Brown was also named the People for the Ethical Treatment of Animals “person of the year” for 2020.
In January 2023 the Target department store chain announced the introduction of a new line of Tabitha Brown kitchen items, and Brown also introduced her own line of food products.
Much as William Key was criticized in some circles more than 100 years earlier for playing up to, and off of, “Uncle Tom” stereotypes, Brown has been criticized––unfairly––as an “Aunt Jemima.”
Reality is that the “Uncle Tom” depicted for more than a century by white men in blackface in touring minstrel shows shared only a name with the Uncle Tom character created by the abolitionist Harriet Beecher Stowe (1811-1896) in her 1852 influential anti-slavery novel Uncle Tom’s Cabin.
Stowe’s Uncle Tom was a strong, brave man who deceived slave owners and hunters to help other slaves escape. Her Uncle Tom was eventually beaten to death for refusing to betray the location of two of the fugitive slaves he assisted.
Who was “Aunt Jemima”?
The “Aunt Jemima” character originated in an 1864 minstrel show. Many African-Americans, from the earliest record of any response, found “Aunt Jemima” offensive.

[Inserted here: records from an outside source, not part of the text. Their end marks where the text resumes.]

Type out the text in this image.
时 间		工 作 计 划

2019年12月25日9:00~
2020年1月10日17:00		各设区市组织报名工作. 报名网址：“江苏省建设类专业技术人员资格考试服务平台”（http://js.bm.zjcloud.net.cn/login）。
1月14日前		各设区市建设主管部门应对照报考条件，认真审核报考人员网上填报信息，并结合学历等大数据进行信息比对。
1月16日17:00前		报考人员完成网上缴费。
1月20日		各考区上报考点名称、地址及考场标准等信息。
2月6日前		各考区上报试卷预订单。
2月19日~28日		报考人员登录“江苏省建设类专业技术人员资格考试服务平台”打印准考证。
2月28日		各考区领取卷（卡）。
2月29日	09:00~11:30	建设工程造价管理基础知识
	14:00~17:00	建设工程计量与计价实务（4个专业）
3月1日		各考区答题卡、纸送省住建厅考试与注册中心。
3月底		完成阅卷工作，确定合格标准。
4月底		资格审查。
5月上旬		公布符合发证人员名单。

But former slave Nancy Green began a transformation of the character at the 1893 World’s Columbian Exhibition in Chicago.
Hired to play “Aunt Jemima” by the R.T. Davis Milling Company, to promote one of the first ready-made pancake mixes, Green––like William Key as “Uncle Tom”––superficially acted out the stereotype.
At the same time, Green established herself as the first successful African-American brand model. She was also one of the first commercially successful African-American storytellers, though she never received much of the money generated through her popularity.
Most significantly, Nancy Green furnished a positive introduction to African-Americans for hundreds of thousands of Midwestern fair-goers at the very time that the Ku Klux Klan was pushing into the region, amplifying violently negative stereotypes in places where African-American emigration out of the South had only just begun.
Green was succeeded in 1900 by Agnes Moodey, also believed to have been born into slavery. Her popularity appears to have inspired the 1921 invention of the wholly fictional “Betty Crocker” character, a white woman, who has promoted product lines rivaling those marketed by “Aunt Jemima” ever since.
Following Moodey, “Aunt Jemima” was played after 1933 by Anna Robinson, Anna Short Harrington, Rosa Washington Riles, Edith Wilson, Ethyl Ernestine Harper, Rosa Lee Moore Hall, and Aylene Lewis.
Wilson parlayed her role as “Aunt Jemima” into a successful singing career; Harper became a successful radio and television actress.
Black History Month
Black History Month is a time not only for black people to remember and appreciate forebears, but also for white people to remember and appreciate black people who taught us something, and are teaching still.
These people include especially the diverse voices of the Afro-Vegan Society, Black Vegetarian Societies, and all of the other African Americans who are advancing the cause of not eating animals.
Dedicating a Black History Month campaign to veganism, as Veguary does, can only be seen as an extraordinarily generous gesture, even as far too many animal advocacy organizations remain blind to the dedication, talent, and achievements of African-Americans who have already made huge contributions to the causes of both animal and human well-being.